A person who desires to genuinely minister as a prophet must be delivered from the tree of knowledge and live in the tree of life. The book of Isaiah is not concerning fearing God, because Isaiah was a person who breathed God (12:4). The book of Hosea is not concerning morality, because Hosea was a man living in God (chs. 1—3). The book of Ezekiel is not concerning the law, because Ezekiel was a person living in God. He saw that men were like a pile of dry bones and that only by God breathing His breath into them can they be made alive (37:2, 5-10). The books of the prophets reveal that the prophets were delivered from the tree of the knowledge of good and evil and lived in God, in the tree of life.
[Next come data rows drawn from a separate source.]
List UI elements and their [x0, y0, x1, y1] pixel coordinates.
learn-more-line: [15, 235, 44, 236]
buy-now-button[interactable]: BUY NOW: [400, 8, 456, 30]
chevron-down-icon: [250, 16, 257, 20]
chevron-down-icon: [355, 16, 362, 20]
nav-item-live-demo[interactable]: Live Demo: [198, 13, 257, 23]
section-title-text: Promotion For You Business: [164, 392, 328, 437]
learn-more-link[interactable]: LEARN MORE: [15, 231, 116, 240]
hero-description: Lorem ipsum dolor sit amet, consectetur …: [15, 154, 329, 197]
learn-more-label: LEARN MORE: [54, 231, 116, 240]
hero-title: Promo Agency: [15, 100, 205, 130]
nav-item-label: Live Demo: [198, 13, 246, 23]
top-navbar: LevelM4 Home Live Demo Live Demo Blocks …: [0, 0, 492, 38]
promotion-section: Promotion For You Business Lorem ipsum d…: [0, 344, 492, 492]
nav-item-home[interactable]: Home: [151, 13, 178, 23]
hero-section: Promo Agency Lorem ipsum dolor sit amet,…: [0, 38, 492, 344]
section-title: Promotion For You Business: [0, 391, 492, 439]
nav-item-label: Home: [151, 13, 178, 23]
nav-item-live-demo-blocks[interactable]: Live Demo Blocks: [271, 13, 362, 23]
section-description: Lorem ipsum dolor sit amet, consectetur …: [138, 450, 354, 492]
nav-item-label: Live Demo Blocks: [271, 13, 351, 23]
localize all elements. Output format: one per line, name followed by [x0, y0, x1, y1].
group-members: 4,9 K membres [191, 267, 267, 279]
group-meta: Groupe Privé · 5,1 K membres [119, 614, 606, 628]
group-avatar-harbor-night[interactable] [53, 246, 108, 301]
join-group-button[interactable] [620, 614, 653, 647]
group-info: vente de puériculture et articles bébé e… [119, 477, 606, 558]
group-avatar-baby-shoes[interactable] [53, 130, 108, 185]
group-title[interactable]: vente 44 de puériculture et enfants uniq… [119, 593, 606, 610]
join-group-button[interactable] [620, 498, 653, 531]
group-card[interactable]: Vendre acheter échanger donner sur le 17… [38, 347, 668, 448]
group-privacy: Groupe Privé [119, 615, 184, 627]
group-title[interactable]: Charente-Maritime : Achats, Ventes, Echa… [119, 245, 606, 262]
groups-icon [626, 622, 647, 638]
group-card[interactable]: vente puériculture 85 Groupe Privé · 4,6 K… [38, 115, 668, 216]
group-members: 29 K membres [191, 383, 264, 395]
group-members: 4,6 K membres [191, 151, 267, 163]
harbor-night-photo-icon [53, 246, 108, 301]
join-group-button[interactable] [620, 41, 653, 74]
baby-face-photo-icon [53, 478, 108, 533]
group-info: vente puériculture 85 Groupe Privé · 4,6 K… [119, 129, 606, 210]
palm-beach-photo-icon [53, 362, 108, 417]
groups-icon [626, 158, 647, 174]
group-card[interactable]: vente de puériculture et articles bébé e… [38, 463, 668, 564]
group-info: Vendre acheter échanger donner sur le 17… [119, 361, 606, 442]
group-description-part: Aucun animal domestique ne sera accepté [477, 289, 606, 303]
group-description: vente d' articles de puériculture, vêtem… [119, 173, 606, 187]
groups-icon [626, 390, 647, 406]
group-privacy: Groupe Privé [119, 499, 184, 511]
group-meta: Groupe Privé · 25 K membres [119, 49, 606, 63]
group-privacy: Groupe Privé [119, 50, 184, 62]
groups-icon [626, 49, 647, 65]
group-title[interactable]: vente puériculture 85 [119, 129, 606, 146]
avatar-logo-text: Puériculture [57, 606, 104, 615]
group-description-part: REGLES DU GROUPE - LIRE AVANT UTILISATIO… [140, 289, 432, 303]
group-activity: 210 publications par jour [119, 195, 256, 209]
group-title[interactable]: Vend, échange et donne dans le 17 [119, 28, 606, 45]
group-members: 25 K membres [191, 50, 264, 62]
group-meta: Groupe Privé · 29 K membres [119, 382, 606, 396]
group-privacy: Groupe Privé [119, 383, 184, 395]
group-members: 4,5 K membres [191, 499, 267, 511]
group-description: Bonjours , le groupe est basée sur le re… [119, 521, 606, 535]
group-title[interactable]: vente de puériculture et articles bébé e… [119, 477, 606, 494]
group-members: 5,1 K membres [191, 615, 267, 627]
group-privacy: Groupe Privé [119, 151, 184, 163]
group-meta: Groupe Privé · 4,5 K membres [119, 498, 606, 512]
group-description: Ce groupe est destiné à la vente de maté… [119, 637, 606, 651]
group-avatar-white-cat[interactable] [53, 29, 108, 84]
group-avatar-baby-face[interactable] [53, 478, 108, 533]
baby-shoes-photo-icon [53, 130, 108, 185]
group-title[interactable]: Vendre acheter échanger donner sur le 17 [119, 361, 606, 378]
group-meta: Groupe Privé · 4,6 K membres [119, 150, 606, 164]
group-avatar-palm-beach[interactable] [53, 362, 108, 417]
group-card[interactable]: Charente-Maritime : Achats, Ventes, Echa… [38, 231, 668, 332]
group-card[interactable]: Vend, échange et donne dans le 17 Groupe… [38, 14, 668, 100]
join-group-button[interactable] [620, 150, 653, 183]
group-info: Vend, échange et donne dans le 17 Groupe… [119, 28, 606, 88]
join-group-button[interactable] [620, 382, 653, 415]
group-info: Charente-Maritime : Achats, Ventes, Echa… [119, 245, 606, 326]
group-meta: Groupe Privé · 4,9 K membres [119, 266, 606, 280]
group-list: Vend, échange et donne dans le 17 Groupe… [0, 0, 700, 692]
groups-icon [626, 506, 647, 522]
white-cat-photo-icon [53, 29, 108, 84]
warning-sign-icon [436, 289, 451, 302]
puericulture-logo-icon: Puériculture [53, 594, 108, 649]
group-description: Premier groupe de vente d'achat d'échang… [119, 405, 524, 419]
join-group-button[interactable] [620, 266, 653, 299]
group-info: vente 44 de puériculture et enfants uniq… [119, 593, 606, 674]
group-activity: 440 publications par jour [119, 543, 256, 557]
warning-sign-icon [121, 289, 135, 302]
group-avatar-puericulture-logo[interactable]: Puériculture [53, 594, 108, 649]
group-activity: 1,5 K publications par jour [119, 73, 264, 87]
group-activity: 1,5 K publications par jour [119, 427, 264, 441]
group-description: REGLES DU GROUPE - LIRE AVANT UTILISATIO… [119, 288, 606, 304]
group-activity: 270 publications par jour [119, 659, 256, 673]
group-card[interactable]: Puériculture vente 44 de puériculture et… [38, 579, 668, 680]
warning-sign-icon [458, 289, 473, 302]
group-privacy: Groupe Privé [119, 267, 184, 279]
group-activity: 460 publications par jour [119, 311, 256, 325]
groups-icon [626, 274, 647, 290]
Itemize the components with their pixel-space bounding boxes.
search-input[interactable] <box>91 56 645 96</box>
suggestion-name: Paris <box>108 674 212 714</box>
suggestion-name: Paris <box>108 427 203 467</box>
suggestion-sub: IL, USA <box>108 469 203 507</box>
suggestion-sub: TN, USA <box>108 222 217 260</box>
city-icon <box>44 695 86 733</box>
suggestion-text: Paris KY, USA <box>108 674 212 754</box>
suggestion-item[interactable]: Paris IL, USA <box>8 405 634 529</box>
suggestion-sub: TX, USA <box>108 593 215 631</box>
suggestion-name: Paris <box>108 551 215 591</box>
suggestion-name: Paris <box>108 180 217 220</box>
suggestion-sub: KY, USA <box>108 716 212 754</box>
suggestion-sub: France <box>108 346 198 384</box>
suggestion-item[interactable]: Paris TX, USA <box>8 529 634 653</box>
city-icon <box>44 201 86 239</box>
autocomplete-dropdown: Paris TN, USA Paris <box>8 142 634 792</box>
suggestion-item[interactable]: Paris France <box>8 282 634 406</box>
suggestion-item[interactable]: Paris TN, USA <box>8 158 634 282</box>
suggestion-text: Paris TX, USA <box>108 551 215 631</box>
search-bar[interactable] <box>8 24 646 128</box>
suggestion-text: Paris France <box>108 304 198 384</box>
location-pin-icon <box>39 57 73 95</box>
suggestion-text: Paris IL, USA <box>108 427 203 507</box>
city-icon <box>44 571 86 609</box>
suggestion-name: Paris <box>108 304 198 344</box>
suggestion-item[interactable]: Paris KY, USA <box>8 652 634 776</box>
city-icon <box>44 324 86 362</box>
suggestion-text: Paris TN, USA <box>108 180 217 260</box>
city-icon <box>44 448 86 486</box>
What the prophets enjoyed was a foretaste. When they were enjoying the tree of life, they prophesied concerning the coming of Christ as the reality of the tree of life. For example, Isaiah says, “Behold, the virgin will conceive and will bear a son, and she will call his name Immanuel” (7:14), and “A child is born to us, / A Son is given to us; / And the government / Is upon His shoulder; / And His name will be called / Wonderful Counselor, / Mighty God, / Eternal Father, / Prince of Peace” (9:6). On the one hand, the Old Testament prophets enjoyed the anticipated tree of life, and on the other hand, they prophesied that Christ would come as the reality of the tree of life. In principle, we are doing the same today; however, we are not in the prophecy but in the reality. The line of the tree of life is seen in the Old Testament prophets, and it is the principle of the ministry of the New Testament prophets.